Alors qu’il est question de d’engager de nouvelles campagnes sismiques en Méditerrannée, il est utile de savoir que les charges sonores dégagées à cette occasion sont si puissantes qu’elles peuvent tuer un cétacé à proximité. Elles sont ressenties à 1000 km.
Lors de la phase de prospection sismique, des canons à air comprimé envoient des décharges sonores très puissantes -250 décibels- qui peuvent pénétrer jusqu’à 20 km sous terre. L’analyse de l’écho permet de définir la nature du sol et la présence éventuelle d’hydrocarbures.
La puissance de ces décharges est «suffisante pour tuer un cétacé à proximité, endommager son sonar s’il est situé dans un rayon de 20 kilomètres et impacter les pêches sur des distances considérables» explique Denis Lieppe, conseiller scientifique au parc national de Port-Cros, ces déflagrations pouvant être ressenties à plus de 1 000 km…
Selon la communauté scientifique, ces ondes émises «perturbent non seulement l’ouïe des cétacés, mais aussi leurs communications extrêmement sophistiquées et importantes pour leur survie tout comme leur système d’écholocalisation, sixième sens leur permettant de se nourrir et de se diriger» fait remarquer Pierre Henri Weber de l’association Corsica mare osservazione.
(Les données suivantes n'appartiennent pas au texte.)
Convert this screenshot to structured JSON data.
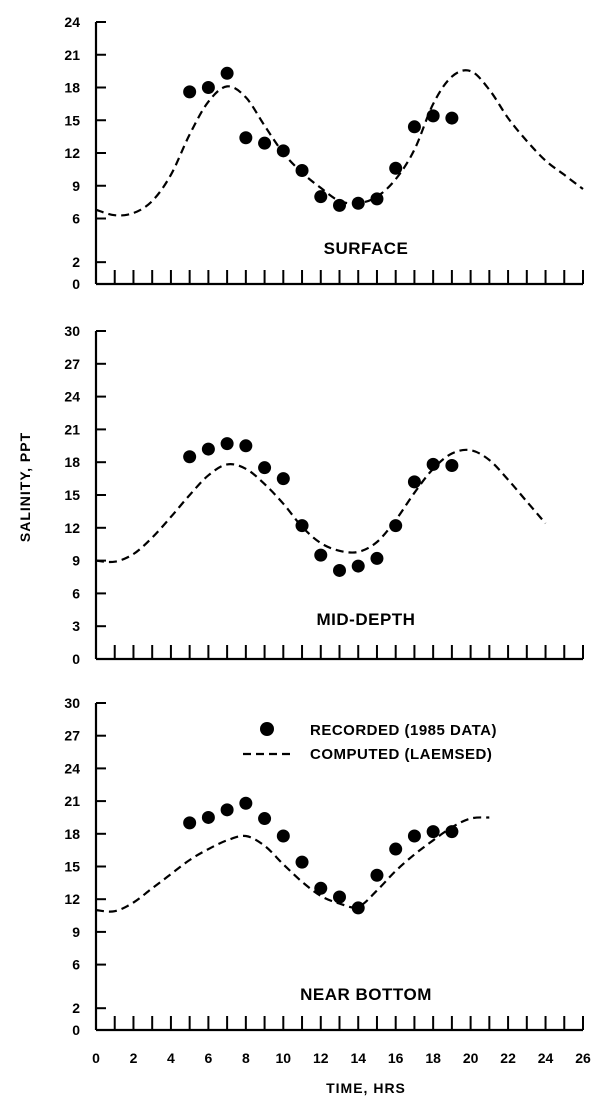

Le périmètre du permis Rhône-Méditerranée retenu pour effectuer des sondages couvre la quasi-totalité d’un site qui accueille en période estivale la grande majorité des grands cétacés de Méditerranée. Plusieurs outils de protections sont pourtant à l’œuvre en Méditerranée afin de protéger les mammifères marins. Il s’agit notamment de la zone de protection écologique (carte ci-dessous) et du sanctuaire Pélagos.
Délimitation (en bleu) de la zone de prospection écologique en Méditerranée
Des protections pour les mammifères marins
Zone de protection écologique. Afin d’assurer une meilleure protection de la façade méditerranéenne, la Zone française de protection écologique (ZPE) est devenue réalité en 2004. Sa délimitation a été effectuée en concertation avec l’Espagne, l’Italie, Monaco et l’Algérie. Elle permet en France de poursuivre les infractions liées à la pollution des eaux marines au-delà des eaux territoriales (12 milles) et jusqu’à 60 milles, conformément à la convention Marpol.
Selon un récent rapport parlementaire, la mise en place du dispositif français a abouti à une diminution de 70 % des infractions dans le périmètre établi. En observant la carte localisant l’importance des rejets illicites d’hydrocarbures, on regrette qu’il existe une forte densité de rejets dans une partie du sanctuaire Pelagos et à l’est de la Corse ou le cabotage des navires est peu surveillé par les autorités italiennes. L’amélioration de la situation de la ZPE française ne doit pas masquer la réalité : le dispositif n’aura pas atteint ses objectifs tant qu’il ne sera pas mis en œuvre par les États riverains qui s’y sont engagés. On a pu constater, suite au durcissement du dispositif français, un déport des rejets illicites vers des secteurs où les réseaux de surveillance étaient moins actifs.
Le sanctuaire Pelagos. Cet espace maritime de 87 500 km² fait l’objet d’un accord signé en 1992 entre l’Italie, Monaco et la France pour la protection des mammifères marins qui le fréquentent. On dénombre environ 25 000 dauphins bleus et blancs et un millier de rorquals communs en période estivale.
Le Sanctuaire Pelagos est également un espace dédié à la concertation, pour que les activités
humaines déjà présentes puissent s’y développer en harmonie avec le milieu naturel sans compromettre la survie des espèces et la qualité de leurs habitats.
Le sanctuaire est classé en aire spécialement protégée d’importance méditerranéenne (Aspim).
Parmi les diverses actions entreprises (à l’initiative de l’association Souffleur d’écume) : le projet Recept. Des navires volontaires (c’est le cas de CMN), embarquent un système informatique et positionnent les grands cétacés qu’ils rencontrent afin d’informer les autres navires participant au réseau des risques de collision
Localisation et densité des rejets illicites d’hydrocarbures en Méditerranée occidentale (2004). Plus la couleur est sombre, plus les rejets sont importants. La partie italienne du sanctuaire Pelagos, le nord et l’est de la Corse sont fortement exposés.